Some limitations of the delayed input function model are worth noting. First, the model requires an estimate of the cardiac output, which may not be available in all clinical or research applications. Nonetheless, cardiac output may be estimated from body surface area with reasonable accuracy,9 and errors in cardiac output do not have a substantial effect on delay estimates (see Online Resource 3). Another limitation is that inclusion of the additional parameter t delay adds uncertainty to parameter estimates. Below ROI sizes of about 50 mL, corresponding to 12 ROIs in each animal, we were not able to reliably achieve model convergence in all ROIs, with some returning non-physiologic parameter values. Thus, the resolution of regions that can be studied with the model is limited by the noise present in 18F-FDG kinetics. It is possible that improved signal-to-noise ratio with newer PET scanners, motion correction, or higher 18F-FDG doses would allow for smaller ROIs to be studied. The uncertainty associated with an additional parameter may also preclude the application of more complex compartmental models, such as the four-compartment model,33 since increasing numbers of parameters can have an undesirable effect on model convergence and parameter accuracy. Extension of the input function delay to other compartmental models will require further study and validation.

Our experimental approach could be improved by optimizing the 18F-FDG infusion and imaging protocol to better capture early 18F-FDG kinetics. Because our early PET frames were 10 s each, we relied on linear interpolation between the frames to estimate the delay with sub-second resolution. The accuracy of delay estimates could potentially be improved by using PET frames on the order of 2.5 s during the first minutes of imaging when the 18F-FDG arrives in the right heart and lungs, limiting the effect of errors due to interpolation. Nonetheless, the favorable comparison of lung-specific delays with previously published pulmonary capillary transit times,41 together with the accuracy of perfusion measurements based on estimated delays, suggest that interpolation errors were likely negligible in this study. Additionally, use of a bolus infusion may provide a better signal from which to estimate the difference in tracer arrival between the right heart and the lungs. We used a moderate rate of tracer infusion (approximately 1.3 mL/s), as this was the fastest pump setting available.

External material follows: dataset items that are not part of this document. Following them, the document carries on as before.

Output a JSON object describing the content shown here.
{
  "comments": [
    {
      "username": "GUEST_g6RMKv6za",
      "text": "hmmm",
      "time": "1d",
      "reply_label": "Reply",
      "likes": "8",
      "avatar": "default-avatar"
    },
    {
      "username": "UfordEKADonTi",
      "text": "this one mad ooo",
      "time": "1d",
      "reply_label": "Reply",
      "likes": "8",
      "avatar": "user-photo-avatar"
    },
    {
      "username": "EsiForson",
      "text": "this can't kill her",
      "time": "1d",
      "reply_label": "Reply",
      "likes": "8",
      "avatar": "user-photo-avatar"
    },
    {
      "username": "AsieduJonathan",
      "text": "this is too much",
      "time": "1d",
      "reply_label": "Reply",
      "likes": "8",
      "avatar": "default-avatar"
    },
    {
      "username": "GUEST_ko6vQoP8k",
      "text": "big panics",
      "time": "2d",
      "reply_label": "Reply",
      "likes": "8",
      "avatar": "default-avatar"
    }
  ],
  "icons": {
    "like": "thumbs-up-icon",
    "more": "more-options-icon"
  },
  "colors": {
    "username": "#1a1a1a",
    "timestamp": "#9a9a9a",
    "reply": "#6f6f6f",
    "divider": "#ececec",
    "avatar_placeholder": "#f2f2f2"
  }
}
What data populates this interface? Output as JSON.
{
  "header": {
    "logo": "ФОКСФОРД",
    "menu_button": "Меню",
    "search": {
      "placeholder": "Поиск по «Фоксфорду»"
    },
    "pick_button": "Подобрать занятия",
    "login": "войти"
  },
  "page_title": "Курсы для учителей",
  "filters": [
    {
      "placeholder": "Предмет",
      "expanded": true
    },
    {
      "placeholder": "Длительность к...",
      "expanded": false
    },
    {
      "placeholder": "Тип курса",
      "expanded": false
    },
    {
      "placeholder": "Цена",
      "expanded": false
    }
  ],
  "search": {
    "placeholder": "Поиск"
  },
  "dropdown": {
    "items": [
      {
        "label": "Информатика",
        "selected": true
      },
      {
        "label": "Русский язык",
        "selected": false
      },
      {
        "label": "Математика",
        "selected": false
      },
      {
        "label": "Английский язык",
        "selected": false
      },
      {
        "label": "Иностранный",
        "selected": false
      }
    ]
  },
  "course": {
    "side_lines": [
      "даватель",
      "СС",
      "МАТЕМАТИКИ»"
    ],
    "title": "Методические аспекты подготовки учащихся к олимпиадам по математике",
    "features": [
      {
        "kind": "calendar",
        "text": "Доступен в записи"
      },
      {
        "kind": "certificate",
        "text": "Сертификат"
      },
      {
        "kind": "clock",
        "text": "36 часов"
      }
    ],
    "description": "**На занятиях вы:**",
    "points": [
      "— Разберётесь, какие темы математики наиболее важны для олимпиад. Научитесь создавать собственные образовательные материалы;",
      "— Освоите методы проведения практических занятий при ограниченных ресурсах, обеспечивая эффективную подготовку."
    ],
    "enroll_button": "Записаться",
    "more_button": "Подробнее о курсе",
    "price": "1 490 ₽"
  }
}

In conclusion, we have developed a new model of pulmonary 18F-FDG kinetics that accounts for delays in tracer arrival in the lungs relative to the site of plasma activity measurement. The model provides estimates of vascular transport delays between the right heart and distinct lung regions, and allows for significant improvements in prediction of 18F-FDG kinetics and in parameter estimation, justifying the use of the model over simpler models. Additionally, measurements of perfusion derived from the model parameters are highly accurate based on comparisons with an established 13NN-saline PET technique. The proposed method can be applied during routine clinical imaging by acquiring dynamic PET images and fitting the model to the imaged 18F-FDG kinetics in order to obtain simultaneous measurements of pulmonary transit times, perfusion, and inflammation with a single protocol.